His maiden speech in the House of Commons came with some comments he described as “controversial”, when he used the opportunity to criticise the former Labour government led by Gordon Brown and how it tackled the 2008 financial crisis.
“They have not once accepted any blame for what happened and they seem to think that we can just sail on as before,” he said, also setting out the view that “wealth creation is the most important element in getting us out of this recession”.
Although Mr Kwarteng was tipped to become the Conservatives’ first black cabinet member as early as 2006, he spent eight years as a constituency MP before he became a minister.
He held weekly surgeries in his constituency and used his spare time to write several books and pamphlets on topics from Mrs Thatcher’s final six months in office to the British Empire and its legacy.
He has argued that “the debate around Black Lives Matter and imperialism or colonialism has a cartoon-like view of history”, and has said he thinks that view is true on both sides of the issue.

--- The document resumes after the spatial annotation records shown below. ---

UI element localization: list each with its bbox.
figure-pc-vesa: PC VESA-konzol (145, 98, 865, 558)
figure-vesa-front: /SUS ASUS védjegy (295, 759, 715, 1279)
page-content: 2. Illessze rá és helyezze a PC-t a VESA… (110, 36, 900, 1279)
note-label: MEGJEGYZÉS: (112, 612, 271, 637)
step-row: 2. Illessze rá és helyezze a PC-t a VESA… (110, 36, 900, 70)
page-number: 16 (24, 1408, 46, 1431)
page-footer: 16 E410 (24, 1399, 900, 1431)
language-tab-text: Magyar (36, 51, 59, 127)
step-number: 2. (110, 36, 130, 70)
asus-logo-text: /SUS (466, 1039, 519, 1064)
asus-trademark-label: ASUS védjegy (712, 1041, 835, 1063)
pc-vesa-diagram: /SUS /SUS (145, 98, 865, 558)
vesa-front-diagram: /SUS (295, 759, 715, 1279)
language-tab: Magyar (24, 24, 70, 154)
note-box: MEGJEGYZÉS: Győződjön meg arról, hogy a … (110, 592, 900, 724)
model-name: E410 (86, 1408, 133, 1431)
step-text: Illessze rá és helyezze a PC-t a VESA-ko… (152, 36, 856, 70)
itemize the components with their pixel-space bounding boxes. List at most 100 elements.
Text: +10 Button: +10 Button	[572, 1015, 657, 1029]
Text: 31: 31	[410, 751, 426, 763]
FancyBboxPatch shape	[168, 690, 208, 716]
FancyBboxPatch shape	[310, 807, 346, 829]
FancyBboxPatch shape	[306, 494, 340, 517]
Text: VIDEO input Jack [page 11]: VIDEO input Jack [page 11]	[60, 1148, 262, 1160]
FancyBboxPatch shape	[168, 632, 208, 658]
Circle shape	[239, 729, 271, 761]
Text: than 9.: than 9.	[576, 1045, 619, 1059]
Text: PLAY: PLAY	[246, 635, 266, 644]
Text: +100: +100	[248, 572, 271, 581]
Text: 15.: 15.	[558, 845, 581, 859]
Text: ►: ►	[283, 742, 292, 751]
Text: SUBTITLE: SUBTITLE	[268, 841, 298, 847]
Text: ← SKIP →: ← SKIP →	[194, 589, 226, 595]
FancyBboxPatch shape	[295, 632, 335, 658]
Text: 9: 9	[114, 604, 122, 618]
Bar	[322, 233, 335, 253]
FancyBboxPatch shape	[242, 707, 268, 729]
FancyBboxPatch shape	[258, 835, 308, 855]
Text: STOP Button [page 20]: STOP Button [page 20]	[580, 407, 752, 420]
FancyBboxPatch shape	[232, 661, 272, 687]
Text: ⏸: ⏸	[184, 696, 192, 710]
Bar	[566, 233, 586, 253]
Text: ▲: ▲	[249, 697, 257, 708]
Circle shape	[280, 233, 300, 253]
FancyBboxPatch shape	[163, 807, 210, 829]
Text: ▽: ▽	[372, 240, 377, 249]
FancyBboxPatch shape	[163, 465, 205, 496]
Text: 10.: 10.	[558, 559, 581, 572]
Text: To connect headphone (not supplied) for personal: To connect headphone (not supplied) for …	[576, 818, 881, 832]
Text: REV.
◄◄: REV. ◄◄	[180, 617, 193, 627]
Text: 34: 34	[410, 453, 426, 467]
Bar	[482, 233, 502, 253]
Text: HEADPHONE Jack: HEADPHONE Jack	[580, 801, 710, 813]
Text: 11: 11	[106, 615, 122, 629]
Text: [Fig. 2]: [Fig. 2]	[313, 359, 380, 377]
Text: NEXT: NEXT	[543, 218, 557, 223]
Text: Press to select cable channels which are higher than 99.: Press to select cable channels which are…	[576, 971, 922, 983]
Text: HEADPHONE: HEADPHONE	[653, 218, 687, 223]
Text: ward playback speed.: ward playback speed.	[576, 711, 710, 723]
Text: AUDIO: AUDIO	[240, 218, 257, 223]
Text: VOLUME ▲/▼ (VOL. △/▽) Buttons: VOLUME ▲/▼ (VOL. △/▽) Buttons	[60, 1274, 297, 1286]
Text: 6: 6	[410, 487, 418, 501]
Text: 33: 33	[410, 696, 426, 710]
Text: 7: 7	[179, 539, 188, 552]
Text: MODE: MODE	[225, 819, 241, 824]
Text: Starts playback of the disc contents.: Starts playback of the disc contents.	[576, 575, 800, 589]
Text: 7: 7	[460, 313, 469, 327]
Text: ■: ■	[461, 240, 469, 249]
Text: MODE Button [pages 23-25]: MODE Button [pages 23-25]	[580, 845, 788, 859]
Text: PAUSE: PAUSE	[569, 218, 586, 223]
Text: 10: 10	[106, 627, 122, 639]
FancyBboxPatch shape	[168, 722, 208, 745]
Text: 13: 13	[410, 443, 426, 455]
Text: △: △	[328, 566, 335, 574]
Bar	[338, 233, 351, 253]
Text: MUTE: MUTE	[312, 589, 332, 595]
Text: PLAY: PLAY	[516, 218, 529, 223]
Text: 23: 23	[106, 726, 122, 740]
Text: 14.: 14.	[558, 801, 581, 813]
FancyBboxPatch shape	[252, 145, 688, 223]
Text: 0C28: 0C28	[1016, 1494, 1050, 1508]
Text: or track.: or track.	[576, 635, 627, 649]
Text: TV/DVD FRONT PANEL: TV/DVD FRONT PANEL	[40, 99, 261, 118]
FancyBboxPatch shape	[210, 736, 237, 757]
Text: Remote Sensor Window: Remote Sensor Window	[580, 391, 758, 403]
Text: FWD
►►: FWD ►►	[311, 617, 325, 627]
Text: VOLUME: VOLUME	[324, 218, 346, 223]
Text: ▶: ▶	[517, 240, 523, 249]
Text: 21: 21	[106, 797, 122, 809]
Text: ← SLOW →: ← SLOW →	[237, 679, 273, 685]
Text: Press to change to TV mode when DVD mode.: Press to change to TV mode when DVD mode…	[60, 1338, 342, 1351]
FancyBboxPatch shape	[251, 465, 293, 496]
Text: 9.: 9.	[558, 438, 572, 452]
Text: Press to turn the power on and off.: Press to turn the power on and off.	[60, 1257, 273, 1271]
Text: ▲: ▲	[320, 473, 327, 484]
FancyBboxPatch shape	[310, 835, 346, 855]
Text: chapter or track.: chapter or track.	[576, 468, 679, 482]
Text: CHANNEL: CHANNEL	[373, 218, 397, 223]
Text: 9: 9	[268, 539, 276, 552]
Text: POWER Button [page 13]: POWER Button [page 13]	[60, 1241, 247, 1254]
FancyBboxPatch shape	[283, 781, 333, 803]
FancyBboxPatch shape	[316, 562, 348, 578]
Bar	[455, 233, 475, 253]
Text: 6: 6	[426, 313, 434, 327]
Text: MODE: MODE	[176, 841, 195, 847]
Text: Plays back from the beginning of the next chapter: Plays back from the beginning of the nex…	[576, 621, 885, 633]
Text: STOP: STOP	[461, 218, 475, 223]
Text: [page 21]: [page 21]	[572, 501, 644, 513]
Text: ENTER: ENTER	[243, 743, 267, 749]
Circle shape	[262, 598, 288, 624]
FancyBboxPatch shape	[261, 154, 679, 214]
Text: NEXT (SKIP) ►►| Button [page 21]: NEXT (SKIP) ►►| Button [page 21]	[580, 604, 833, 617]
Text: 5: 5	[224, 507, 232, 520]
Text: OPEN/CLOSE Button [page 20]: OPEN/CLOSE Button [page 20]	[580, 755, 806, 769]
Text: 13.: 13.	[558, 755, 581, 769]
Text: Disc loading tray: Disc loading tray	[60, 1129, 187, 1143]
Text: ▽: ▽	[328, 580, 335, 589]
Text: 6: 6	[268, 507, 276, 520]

Mr Kwarteng also co-authored the book Britannia Unchained with several Tory MPs, including Ms Truss. In the 2012 text, they claimed: “Once they enter the workplace, the British are among the worst idlers in the world.”
He has since distanced himself from this view. He told the BBC that the context of the pandemic, huge government spending on measures such as the furlough scheme, climate change challenges and Brexit mean that it is very difficult even to apply comments from five or six years ago today.
He backed Leave in the 2016 Brexit referendum, and in 2017 became a ministerial aide to the then Chancellor Philip Hammond, before becoming a junior minister in the Department for Exiting the European Union.
A promotion to minister at the Department for Business, Energy and Industrial Strategy followed, and he worked there for more than a year before becoming business secretary 18 months later.
The ascent has been described as a “reward” for his backing of Boris Johnson during the race for party leadership.
The realities of the pandemic and the soaring cost of energy, however, meant that his views on state intervention in industry moderated.
“There’s nothing [better] to convert someone from being a radical free marketeer to seeing the virtues of government action than making them an energy minister,” he said at a 2019 Conservative party conference event.
That same year, he married solicitor Harriet Edwards, having previously dated former Home Secretary Amber Rudd.
More recently, Mr Kwarteng, who is opposed to tax rises, has been focused on change and challenges.
The mini-budget he unveiled on 23 September spooked financial markets and prompted a drop in the value of the pound.
Amid warnings from the International Monetary Fund (IMF), the Bank of England stepped in to buy government bonds in a bid to stabilise their value.
The chancellor said he had listened to criticism – including from within his party – and there was a U-turn on a plan to abolish the 45p rate of income tax for top earners.
But market turbulence continued, causing speculation that the government would announce a further reversal on its tax-cutting plans.
The day before his ejection from Number 11 Downing Street, Mr Kwarteng said “our position hasn’t changed” and that he would “absolutely” still be in his job a month later, alongside the prime minister.